Not so easily dismissed were the mirrors. Yes, they’re big, they’re electronically controlled and provide excellent rearward vision … when the truck’s standing still. Put simply, mirror vibration at highway speeds was annoying and certainly not up to the standard of a premium linehauler. Sure, this may well have been a problem peculiar to this demo unit but Mercedes-Benz would be wise to ensure it is not an issue across the range.
The other thing about the big mirror assemblies, especially on modern cab-overs, is their ability to produce a significant blind spot at the front quarters. Good mirrors are, of course, essential but there’s no question that as their size has increased so, too, has the space they consume in a driver’s line of sight, particularly on roundabouts.
Finally, shifts through the PowerShift 12-speed transmission were undeniably smooth and in most cases, highly intuitive. However, downshifts from top gear were perplexing to say the least. This truck teems with torque and would happily grunt its way down to around 1200 or 1300rpm in top gear before swapping down. The trouble was, all too often the transmission would drop two gears on modest grades when one shift would have comfortably sufficed.
At first it just seemed unusual but it soon became frustrating, to the point where it was better to manually select a single gear downshift out of top rather than leaving the transmission to its own devices.
It was truly odd because other than the swap out of top, most other times the transmission would downshift just one gear at a time, leaving the big bore engine to fully utilise its ample power and torque. Conversely, the engine’s prodigious torque output coped easily with upshifts generally taken two gears at a time in the low end of the box.
Again, this somewhat odd anomaly may have been a programming trait unique to this particular truck but even so, Mercedes-Benz would be well advised to check it’s not a condition common to this model, or any others for that matter.
That’s it for now.

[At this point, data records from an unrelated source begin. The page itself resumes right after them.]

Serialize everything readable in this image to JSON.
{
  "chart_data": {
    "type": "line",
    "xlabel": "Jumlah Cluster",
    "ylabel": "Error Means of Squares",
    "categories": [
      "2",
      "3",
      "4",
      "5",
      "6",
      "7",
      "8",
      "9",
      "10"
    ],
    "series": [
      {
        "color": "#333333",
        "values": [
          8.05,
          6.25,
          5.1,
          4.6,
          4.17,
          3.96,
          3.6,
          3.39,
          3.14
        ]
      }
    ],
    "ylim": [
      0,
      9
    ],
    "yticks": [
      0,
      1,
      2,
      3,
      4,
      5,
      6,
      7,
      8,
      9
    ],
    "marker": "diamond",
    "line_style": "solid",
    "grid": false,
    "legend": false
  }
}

All else will be revealed within the next month or so but from this initial insight of the new Mercedes-Benz family, the firm conclusion is that the three-pointed star is poised to once again be a formidable and widely respected competitor in our fierce and unforgiving heavy-duty truck market.
Personally, I genuinely hope the new range is not marketed as Actros. From what I’ve now seen and driven, it is a far, far better truck than what that name implies.
1. Road work: familiarity comes quickly in the new Benz. All-round driver comfort is extremely good 2. Over the 900 km run the Benz averaged a remarkably thrifty fuel consumption figure of 50.3 litres/100km (1.99 km/litre) or 5.6 mpg. 3. Interior design is clean and fresh. Interior space in the 2658 hi-roof model is exceptional.
4. Pardon the unmade bed but the big Benz has the best bunk of all continental contenders on the market. The top bunk is fine for two-up roles but otherwise the space could be put to better use.
The new Mercedes-Benz stands out in any crowd. Peak hour in Coffs Harbour where average fuel consumption was down to a frugal 2.02km/litre, or 5.7mpg.